As he said, it must never be claimed that events on the other side of the Atlantic Ocean do not affect Serbia, they certainly affect through European banks, it’s just a matter of intensity.

That is why, as he assessed, preventive control of banks by the central bank, which has all the tools in its hands, is important, and by timely revealing the focus of illiquidity or lack of capital, shareholders can be required to recapitalize it, i.e. increase the capital base.

Djukić said that SVB Bank is a classic example of bad interest rate risk management and that preventive control by the regulator has completely failed.

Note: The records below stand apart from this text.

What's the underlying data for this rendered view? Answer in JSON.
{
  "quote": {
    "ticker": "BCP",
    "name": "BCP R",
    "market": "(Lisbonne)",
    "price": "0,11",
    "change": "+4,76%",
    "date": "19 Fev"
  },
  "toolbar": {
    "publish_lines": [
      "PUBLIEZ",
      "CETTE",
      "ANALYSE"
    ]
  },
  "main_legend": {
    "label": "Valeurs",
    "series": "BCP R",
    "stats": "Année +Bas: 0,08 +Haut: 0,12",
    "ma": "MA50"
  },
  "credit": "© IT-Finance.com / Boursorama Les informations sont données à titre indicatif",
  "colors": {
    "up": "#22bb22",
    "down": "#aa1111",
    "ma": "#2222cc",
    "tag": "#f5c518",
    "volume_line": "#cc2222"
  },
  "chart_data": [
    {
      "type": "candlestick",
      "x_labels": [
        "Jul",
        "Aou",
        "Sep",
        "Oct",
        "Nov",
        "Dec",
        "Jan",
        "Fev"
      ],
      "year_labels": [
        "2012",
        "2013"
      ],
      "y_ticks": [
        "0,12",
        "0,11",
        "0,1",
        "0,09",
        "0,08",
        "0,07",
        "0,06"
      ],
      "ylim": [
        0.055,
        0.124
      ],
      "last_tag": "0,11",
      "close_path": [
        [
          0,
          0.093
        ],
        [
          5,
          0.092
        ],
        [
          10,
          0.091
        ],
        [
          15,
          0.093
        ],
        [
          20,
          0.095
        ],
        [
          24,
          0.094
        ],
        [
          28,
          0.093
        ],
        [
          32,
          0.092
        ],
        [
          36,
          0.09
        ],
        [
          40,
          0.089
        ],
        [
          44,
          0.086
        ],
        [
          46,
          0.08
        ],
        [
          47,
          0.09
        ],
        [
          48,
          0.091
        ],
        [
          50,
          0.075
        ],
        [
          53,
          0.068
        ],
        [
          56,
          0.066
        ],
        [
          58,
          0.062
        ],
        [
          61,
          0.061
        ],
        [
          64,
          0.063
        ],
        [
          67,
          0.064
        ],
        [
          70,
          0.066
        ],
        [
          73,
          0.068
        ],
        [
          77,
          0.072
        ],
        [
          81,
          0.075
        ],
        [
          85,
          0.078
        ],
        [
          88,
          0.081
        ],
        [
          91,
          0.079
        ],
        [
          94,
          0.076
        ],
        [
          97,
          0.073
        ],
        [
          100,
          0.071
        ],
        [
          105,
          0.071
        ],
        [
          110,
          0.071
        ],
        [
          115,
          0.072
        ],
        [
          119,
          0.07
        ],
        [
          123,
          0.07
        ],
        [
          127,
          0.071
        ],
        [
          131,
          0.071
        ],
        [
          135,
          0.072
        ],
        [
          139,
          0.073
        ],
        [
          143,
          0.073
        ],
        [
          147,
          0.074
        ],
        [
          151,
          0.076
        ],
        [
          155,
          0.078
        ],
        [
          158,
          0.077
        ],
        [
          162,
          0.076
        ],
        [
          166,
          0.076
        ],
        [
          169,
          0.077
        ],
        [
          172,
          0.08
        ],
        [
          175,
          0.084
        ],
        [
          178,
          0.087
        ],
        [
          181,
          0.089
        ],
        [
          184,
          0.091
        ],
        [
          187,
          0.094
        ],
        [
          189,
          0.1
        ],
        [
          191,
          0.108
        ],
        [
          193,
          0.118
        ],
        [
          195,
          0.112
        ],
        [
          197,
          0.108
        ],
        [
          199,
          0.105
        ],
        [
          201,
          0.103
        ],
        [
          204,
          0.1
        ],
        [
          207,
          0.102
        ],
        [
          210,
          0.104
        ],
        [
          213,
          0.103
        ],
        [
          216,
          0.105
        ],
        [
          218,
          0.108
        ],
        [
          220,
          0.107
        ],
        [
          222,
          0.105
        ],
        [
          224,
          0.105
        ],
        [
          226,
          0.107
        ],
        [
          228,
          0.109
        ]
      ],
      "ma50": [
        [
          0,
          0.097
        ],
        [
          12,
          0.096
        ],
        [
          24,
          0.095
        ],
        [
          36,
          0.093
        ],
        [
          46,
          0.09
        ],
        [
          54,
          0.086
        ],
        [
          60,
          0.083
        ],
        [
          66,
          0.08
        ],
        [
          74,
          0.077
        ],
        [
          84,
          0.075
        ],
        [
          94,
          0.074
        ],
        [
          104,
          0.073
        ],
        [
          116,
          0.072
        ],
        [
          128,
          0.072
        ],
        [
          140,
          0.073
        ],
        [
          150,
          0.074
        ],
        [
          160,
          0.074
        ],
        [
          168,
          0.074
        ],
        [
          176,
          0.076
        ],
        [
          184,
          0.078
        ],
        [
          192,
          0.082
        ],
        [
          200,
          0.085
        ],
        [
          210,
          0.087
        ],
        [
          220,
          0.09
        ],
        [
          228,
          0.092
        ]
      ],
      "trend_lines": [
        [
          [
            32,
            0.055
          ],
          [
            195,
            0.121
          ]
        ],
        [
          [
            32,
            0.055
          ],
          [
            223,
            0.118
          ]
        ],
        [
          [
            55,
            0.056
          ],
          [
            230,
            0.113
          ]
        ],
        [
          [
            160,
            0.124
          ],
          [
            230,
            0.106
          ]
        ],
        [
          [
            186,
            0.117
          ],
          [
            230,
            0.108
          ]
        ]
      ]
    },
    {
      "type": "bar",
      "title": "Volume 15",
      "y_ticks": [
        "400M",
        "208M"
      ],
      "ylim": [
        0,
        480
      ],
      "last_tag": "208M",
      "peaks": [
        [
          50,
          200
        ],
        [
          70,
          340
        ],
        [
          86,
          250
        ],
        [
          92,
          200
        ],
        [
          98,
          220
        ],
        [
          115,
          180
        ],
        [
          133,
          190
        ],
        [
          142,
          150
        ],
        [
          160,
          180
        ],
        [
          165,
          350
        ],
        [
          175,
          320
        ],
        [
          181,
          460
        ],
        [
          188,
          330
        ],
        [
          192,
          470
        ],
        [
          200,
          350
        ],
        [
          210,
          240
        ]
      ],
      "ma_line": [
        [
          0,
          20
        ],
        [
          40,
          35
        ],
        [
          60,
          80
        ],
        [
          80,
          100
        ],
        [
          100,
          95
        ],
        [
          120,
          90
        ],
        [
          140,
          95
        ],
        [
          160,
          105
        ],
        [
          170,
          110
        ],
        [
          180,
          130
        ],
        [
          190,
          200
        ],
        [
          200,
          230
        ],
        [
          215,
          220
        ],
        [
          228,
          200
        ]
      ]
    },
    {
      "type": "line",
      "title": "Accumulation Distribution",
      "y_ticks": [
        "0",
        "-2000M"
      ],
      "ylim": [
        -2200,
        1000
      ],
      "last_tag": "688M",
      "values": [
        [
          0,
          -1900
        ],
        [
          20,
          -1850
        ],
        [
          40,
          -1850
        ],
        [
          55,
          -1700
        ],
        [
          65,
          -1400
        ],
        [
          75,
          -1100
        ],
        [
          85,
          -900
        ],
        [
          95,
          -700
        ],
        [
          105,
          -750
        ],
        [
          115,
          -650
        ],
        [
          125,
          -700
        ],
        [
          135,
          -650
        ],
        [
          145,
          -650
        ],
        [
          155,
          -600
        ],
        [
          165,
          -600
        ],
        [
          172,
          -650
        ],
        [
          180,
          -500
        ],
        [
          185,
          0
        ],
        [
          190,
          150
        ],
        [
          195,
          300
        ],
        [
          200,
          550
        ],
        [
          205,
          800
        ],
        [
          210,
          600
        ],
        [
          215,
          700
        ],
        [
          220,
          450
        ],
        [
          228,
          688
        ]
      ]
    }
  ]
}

He pointed out that the intervention of the FED and the Federal Deposit Insurance Corporation in SVB Bank was swift and successful and all depositors, not only those who are insured for $250,000 but also uninsured ones, can withdraw their deposits.

It was, as he said, a mini-crisis, but that the American authorities would not allow it to spread.

The change of Basel II (rules that allow banks to have a better insight into the risk), after the great financial crisis, was, as he estimated, aimed at preventing future crises from encroaching on budget funds to cover the losses of private institutions.

“The price of the bank crisis has to be paid by the shareholders, bondholders who were not aware of the risks, and at SVB and Credit Suisse, the regulators and preventive control failed,” Djukić said.

He added that the responsibility of bank management is extremely high, and that people take these functions lightly.

Bank managements should, as he said, confront shareholders when it comes to the race for profits and take care of defense mechanisms, including high liquidity, high capital base, high provisions for potential losses.

“It is not true that adapting to the Basel regulations automatically enables safe risk management, although Basel III was announced with pomp, which improved the regulation after the bitter experience of the global crisis, but we see that practice is ahead of the regulator and the regulator is often taken aback because it does not understand the processes and potential Risks at individual, primarily the largest banks, or bank management have a lack of knowledge,” said Djukić.

He pointed out that he has always opposed the principle of privatizing the extremely large profits of banks during the “boom” in the markets, and socializing their losses during the crisis.

He added that he is not sure that the taxpayers will not pay the price of the illiquidity of those banks even now, if there is not enough bankruptcy money, because SVB Bank has practically failed and will fall on the taxpayers since the US Ministry of Finance provided a fund to intervene in order to increase liquidity in to that private bank, created in the richest part of the USA, on the basis of powerful startup and hi-tech companies.

In the end, with the rise in interest rates, the price will be paid by new loan users, according to him.

The decline in the liquidity of that bank, as he said, was due to the unification of negative factors at one point, the FED drastically increasing interest rates, and that bank was buying high-quality bonds, and when depositors began to withdraw their deposits, it turned out that if the bank were to sell a portfolio of long-term government and other securities in order to record large losses, because the period of rising interest rates began and the bank found itself in the grip of interest rate risk and insolvency risk.

According to him, the bank’s assets are 200 billion dollars, which is not a large sum for the American financial system, but regardless, the stampede of deposit withdrawals demanded 40 billion dollars at one point.

“It is logical at this moment to expect the banks on the domestic market to refrain from further growth in credit placements. In such crises, banks calm down and wait for the market to stabilize,” Djukić said.